Deu o último passo, pesadíssimo, afundando o chão sob seus pés. Suas mãos, duas vezes maiores que as de um homem comum, moveram-se de repente, produzindo um estrondo abafado no ar, como o de um tronco caindo ou de uma carroça virando abruptamente.
Li Ping'an deslizou rapidamente para a frente, à direita, e com um giro da palma afastou o ataque, executando dois movimentos em perfeita sequência, com naturalidade e precisão. Passou ao lado de Cao Guangshan, e durante todo o confronto nenhum deles disse palavra. Só pelo contraste entre ação e imobilidade ficava evidente a diferença de habilidades entre ambos.
O corpo de Cao Guangshan balançou ao vento de outono como uma folha seca, e logo desabou no chão. Li Ping'an franziu a testa levemente — mais um lutador?
Apenas não sabia de que nível era. Em cidades desse porte, realmente não faltavam mestres. Precisaria ser cauteloso dali em diante.
...
Ao longo desta jornada, esta já era a terceira vez que Li Ping'an pegava um barco, algo a que já se habituara. A Sociedade Xingliu cumprira a promessa, levando-o à cidade interna numa pequena embarcação de pesca. Sentado à popa, com um pedaço de coxa de frango nas mãos, sentia a brisa fria dissipar o alvoroço e a agitação do dia, trazendo-lhe uma serenidade profunda.
O Leque de Papel Branco abanava-se suavemente, falando sem parar sobre os diversos pontos de interesse de Guangling — onde se encontrava o melhor vinho, onde a comida era mais saborosa... ou contando sobre os acontecimentos do submundo local.
Li Ping'an, com um copo de vinho nas mãos, parecia alheio às intrigas do submundo, centrado apenas nos pratos à sua frente.
Ao chegarem ao cais, Li Ping'an saltou para terra firme e devolveu ao Leque de Papel Branco uma bolsa cheia de moedas.

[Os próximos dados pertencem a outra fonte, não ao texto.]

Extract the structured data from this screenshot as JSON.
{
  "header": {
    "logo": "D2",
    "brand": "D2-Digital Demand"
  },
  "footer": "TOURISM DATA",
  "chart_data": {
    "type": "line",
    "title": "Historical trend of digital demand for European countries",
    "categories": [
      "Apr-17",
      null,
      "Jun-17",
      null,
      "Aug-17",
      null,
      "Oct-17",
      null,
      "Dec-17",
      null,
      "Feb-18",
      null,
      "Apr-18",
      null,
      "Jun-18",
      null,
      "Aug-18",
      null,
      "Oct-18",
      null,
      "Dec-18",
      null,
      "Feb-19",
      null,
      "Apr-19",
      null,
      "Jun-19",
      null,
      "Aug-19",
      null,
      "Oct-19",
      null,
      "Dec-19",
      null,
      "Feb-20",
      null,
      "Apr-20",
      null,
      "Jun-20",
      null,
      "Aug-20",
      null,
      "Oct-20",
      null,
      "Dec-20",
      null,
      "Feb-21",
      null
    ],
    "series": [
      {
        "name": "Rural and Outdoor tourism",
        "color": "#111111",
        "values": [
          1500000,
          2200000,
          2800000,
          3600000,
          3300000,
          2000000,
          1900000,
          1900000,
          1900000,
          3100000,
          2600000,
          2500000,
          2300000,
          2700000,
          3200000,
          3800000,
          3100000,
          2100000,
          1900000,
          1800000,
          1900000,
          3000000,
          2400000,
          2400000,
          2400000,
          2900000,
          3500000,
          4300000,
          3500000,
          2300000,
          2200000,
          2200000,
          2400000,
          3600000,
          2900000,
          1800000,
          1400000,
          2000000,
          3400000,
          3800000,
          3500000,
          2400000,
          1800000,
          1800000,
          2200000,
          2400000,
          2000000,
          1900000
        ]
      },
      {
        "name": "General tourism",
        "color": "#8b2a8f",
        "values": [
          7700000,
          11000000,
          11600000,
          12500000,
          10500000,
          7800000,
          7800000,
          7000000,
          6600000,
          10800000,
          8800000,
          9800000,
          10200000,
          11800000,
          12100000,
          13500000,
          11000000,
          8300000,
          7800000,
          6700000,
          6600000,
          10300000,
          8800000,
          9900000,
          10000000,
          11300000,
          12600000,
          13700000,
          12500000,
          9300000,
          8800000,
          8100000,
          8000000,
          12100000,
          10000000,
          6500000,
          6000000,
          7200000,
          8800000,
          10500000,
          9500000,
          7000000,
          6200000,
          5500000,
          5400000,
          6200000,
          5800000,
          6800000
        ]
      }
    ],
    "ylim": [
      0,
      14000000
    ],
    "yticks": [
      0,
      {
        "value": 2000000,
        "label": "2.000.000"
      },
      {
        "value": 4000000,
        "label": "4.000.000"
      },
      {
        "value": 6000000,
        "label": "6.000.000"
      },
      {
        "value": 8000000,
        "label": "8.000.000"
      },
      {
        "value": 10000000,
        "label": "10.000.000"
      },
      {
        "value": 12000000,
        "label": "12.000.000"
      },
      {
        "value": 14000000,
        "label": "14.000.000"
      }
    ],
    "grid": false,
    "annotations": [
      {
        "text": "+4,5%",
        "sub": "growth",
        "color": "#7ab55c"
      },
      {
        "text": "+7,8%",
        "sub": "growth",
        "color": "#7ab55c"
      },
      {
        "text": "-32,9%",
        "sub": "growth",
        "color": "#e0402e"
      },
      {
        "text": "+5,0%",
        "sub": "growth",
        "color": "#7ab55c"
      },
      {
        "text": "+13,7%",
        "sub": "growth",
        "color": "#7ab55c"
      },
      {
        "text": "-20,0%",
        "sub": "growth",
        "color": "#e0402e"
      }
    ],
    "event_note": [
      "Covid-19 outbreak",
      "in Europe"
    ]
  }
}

O conselheiro apressou-se em pegar o embrulho — eram duzentos taéis de prata, retirados da tesouraria da Sociedade Xingliu como pagamento pelo assassinato. O tilintar das moedas soava agradável aos ouvidos.
O Leque de Papel Branco, confuso, perguntou: “Senhor... o que significa isso?” Nunca vira um matador devolver a recompensa após cumprir o serviço.
“O homem que morreu ontem — encontre sua família e entregue esse dinheiro à esposa dele.”
O outro ficou surpreso, mas logo ergueu o polegar em sinal de respeito.
“Senhor, o senhor é mesmo justo!”
“Se eu descobrir que você ficou com parte desse dinheiro...”, começou Li Ping'an, mas antes que terminasse, o conselheiro já respondia apressadamente:
“Senhor, não diga isso! Entre nós, a justiça é o valor principal! Pergunte a quem quiser: nossa Sociedade Xingliu é conhecida por sua retidão!”
Li Ping'an virou-se e sumiu na noite. Não era por sentimento de justiça, mas porque o homem lhe dera um tael de prata no dia anterior, usado para vinho. O vinho era bom, o sono também. Agora, os duzentos taéis pagavam a dívida da bebida.